L’importance de l’activité surfacique dans la réponse de la source electrospray doit donc être prise en compte lors du choix des molécules à étudier, pour les expériences ultérieures qui nécessiteront des faisceaux stables et intenses de biomolécules. Par exemple, dans l’étude des peptides, si le choix est possible, on peut choisir de privilégier les molécules qui possèdent des chaînes latérales apolaires (hydrophobes).

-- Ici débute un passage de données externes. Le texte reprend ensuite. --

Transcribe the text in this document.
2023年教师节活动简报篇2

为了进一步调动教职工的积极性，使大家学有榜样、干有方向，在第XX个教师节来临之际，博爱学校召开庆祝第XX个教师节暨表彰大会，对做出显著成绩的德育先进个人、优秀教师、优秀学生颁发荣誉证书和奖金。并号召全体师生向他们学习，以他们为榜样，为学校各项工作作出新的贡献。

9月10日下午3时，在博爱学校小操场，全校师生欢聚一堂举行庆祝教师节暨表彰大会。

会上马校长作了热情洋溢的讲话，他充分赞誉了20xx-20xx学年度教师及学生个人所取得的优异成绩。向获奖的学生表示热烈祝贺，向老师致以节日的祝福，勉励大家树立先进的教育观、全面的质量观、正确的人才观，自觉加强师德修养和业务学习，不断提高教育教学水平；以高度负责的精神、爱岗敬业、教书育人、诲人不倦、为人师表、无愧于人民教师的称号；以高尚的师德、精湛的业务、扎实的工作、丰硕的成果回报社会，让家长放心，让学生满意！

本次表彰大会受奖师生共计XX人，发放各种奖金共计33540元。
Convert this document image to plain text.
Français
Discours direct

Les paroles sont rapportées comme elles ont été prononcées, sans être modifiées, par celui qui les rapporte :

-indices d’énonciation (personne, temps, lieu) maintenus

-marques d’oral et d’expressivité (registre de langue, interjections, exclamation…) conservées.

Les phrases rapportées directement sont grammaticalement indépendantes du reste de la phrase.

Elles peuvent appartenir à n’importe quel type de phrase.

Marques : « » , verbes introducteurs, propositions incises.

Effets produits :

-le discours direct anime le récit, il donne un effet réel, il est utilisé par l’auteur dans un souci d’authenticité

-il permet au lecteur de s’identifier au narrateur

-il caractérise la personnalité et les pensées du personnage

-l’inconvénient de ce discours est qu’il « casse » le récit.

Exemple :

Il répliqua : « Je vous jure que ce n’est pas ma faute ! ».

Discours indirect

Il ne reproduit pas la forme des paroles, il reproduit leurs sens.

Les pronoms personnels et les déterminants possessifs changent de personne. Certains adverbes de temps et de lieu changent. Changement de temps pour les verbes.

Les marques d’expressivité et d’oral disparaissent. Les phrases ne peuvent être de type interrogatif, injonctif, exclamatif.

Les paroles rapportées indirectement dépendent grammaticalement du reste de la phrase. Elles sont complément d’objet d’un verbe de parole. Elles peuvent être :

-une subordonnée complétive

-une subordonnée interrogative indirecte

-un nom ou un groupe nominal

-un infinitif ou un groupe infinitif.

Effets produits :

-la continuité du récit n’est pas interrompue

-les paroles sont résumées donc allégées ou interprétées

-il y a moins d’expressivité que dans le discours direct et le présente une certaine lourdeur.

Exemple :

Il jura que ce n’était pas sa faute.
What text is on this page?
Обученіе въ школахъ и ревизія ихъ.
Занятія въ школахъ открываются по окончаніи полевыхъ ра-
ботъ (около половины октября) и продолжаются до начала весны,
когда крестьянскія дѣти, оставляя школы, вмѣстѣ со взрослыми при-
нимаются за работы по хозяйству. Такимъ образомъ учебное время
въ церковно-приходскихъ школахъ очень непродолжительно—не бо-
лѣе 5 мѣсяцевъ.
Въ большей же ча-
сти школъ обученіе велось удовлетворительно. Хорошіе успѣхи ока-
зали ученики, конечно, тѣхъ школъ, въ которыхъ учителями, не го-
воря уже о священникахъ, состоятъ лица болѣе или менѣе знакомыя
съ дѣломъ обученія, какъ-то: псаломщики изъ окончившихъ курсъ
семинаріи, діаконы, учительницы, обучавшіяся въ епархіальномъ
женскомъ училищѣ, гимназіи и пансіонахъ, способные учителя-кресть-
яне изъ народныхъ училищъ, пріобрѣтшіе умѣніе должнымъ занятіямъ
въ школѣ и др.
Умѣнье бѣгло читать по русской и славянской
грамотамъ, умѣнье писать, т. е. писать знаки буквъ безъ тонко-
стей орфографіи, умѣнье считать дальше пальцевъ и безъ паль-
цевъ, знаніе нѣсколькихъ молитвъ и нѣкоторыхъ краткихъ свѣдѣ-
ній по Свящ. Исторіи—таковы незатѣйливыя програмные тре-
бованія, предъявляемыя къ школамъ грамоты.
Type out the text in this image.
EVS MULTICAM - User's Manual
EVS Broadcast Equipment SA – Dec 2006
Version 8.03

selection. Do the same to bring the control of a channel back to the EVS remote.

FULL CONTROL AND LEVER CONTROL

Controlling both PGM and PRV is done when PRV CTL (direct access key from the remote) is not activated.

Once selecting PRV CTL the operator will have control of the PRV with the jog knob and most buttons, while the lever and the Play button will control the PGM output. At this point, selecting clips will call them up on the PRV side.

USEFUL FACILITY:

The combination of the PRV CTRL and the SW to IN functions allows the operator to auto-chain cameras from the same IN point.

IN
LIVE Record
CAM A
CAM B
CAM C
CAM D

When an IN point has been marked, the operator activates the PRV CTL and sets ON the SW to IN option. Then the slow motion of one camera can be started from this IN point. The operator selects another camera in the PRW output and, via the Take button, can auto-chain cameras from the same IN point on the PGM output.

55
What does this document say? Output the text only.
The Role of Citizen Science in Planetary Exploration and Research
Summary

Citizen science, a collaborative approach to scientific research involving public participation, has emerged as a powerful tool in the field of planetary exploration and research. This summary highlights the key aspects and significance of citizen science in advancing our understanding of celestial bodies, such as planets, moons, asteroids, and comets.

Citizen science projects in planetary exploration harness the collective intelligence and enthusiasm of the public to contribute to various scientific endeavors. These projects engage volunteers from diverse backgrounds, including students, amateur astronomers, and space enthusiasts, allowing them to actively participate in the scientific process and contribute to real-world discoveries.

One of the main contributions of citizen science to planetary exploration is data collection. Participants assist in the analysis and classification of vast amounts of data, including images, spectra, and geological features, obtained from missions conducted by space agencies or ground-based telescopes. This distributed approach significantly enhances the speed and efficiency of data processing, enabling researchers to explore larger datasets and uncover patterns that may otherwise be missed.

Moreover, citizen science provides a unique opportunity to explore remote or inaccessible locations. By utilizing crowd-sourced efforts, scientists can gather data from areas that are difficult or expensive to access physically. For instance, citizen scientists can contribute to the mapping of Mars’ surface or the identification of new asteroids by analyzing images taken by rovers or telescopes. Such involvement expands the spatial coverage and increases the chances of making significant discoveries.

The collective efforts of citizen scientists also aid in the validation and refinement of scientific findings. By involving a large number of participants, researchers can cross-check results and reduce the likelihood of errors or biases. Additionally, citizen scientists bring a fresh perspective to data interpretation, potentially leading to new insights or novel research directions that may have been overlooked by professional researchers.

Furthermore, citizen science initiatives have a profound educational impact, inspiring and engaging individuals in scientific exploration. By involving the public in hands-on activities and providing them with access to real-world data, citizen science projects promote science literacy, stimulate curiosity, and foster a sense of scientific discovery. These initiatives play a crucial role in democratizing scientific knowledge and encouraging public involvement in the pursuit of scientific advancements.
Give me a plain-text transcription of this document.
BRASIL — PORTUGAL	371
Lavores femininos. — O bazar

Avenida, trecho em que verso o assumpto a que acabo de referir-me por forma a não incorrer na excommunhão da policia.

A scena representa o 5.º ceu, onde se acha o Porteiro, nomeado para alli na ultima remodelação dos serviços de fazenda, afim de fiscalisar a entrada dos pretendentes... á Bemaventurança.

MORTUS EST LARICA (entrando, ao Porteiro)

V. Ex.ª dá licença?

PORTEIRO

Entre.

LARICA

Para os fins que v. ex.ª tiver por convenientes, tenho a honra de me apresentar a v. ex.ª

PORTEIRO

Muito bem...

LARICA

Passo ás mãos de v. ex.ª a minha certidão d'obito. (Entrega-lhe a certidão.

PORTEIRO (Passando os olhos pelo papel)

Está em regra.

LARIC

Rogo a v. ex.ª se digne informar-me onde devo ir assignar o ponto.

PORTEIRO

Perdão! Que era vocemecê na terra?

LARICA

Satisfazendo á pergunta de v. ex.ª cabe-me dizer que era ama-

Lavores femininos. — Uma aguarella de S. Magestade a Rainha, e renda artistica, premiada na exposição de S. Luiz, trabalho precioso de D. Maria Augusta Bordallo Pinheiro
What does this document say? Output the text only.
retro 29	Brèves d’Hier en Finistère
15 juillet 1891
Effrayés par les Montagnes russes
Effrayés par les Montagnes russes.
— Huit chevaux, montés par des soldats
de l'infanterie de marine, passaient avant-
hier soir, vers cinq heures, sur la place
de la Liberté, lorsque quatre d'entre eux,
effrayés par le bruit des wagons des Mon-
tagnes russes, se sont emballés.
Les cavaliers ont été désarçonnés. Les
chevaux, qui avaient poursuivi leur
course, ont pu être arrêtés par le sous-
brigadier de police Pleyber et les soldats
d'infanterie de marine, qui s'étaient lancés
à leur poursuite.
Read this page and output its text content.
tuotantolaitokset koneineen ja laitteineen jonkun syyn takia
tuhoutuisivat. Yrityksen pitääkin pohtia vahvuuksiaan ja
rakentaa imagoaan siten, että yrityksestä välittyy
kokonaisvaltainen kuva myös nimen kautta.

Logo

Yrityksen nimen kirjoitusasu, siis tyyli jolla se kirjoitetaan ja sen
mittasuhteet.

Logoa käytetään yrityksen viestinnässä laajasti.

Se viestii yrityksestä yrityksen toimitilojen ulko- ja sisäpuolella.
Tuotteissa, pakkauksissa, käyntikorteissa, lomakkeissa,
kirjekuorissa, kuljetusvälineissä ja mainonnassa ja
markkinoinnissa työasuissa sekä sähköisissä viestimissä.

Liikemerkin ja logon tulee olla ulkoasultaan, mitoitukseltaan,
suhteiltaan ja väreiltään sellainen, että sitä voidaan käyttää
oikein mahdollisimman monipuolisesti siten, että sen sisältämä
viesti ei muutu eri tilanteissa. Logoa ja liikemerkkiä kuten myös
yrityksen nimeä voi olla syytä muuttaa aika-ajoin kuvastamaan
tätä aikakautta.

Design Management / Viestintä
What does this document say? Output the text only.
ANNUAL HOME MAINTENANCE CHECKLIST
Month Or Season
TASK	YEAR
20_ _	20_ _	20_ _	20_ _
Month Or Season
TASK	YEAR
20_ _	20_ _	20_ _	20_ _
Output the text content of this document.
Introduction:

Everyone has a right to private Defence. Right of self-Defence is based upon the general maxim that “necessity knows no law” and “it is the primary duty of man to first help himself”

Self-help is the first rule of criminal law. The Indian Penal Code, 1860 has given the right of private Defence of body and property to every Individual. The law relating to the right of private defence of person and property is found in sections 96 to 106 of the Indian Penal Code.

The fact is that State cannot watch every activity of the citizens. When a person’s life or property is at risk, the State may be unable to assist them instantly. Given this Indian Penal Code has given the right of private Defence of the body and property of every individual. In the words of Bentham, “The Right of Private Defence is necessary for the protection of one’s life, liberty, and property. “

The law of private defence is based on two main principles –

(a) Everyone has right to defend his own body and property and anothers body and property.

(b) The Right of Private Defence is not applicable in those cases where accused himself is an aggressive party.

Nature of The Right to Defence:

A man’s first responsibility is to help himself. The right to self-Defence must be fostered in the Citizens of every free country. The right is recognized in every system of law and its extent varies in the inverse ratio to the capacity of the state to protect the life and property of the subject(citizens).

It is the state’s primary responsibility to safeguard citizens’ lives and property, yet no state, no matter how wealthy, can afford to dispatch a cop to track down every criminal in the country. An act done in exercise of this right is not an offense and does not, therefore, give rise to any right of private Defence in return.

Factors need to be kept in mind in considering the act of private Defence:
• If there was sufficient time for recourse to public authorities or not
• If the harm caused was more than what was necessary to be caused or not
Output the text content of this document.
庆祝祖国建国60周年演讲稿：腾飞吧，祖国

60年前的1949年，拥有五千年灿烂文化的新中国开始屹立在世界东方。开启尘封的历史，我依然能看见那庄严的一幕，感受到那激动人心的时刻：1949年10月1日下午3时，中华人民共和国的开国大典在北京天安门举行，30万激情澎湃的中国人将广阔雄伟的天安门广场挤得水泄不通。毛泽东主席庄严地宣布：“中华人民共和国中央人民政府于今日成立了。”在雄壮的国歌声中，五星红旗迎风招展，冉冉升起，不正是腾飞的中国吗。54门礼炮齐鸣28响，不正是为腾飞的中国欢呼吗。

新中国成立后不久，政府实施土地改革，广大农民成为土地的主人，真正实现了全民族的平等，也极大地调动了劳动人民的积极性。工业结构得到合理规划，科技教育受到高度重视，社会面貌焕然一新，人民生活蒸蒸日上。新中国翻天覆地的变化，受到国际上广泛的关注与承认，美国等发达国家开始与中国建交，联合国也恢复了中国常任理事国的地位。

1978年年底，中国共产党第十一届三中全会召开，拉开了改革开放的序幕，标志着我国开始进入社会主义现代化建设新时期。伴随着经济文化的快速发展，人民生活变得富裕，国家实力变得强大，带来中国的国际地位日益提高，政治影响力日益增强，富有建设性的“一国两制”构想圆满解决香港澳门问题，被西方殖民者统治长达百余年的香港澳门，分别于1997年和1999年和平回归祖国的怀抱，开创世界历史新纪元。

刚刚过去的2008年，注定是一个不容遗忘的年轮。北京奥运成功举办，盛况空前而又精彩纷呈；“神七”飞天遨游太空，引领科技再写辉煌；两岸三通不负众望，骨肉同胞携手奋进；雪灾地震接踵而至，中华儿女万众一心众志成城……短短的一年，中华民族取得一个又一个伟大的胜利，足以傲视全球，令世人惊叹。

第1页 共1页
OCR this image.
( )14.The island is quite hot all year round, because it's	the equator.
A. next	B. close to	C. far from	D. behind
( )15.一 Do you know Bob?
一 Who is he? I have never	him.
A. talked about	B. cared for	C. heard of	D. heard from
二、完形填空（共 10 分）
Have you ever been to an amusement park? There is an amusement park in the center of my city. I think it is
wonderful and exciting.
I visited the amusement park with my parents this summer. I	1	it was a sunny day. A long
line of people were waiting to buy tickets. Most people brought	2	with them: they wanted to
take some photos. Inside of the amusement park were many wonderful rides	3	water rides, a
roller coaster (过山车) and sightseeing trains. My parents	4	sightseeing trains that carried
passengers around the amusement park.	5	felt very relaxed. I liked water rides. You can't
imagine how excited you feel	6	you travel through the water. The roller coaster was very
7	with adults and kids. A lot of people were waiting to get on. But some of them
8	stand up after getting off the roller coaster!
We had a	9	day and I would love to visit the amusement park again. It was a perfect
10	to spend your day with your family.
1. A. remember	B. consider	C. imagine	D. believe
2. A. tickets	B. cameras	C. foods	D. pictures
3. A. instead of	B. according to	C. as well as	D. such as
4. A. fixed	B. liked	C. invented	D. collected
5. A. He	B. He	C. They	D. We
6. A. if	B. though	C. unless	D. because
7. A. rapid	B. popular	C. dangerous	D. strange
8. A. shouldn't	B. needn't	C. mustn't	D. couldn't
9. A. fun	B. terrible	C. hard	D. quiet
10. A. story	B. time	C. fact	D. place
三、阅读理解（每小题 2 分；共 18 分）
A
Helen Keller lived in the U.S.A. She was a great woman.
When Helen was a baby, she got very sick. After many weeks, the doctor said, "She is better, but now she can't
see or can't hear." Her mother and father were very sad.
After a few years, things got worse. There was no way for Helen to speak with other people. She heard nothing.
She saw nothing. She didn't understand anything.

Par ailleurs, si la biomolécule à étudier est fortement apolaire, on peut envisager, du point de vue instrumental, d’utiliser des aiguilles de plus petits diamètres dans le but de former des gouttelettes plus petites et de faciliter ainsi la production des espèces en phase gazeuse. L’examen microscopique de la formation du cône de Taylor a montré que celui-ci prend forme sur l’extérieur de l’aiguille. C’est donc le diamètre extérieur de la pointe qui conditionne la taille des gouttes [153, 159]. La diminution du diamètre intérieur, quant à lui, permet d’utiliser des flux plus faibles et donc de consommer moins de solution. A l’heure actuelle, les aiguilles les plus fines ne peuvent être réalisées qu’à partir de capillaire en verre non conducteur. La difficulté de la miniaturisation des pointes, outre leur fragilité, réside donc essentiellement dans la polarisation de la solution à l’extrémité de l’aiguille. À l’avenir, et compte tenu des améliorations proposées dans cette partie, il est possible d’envisager la réalisation de dispositifs en verre métallisé comprenant plusieurs pointes de très petits diamètres et permettant la formation de multiples cônes de Taylor, afin d’accroître l’intensité du faisceau.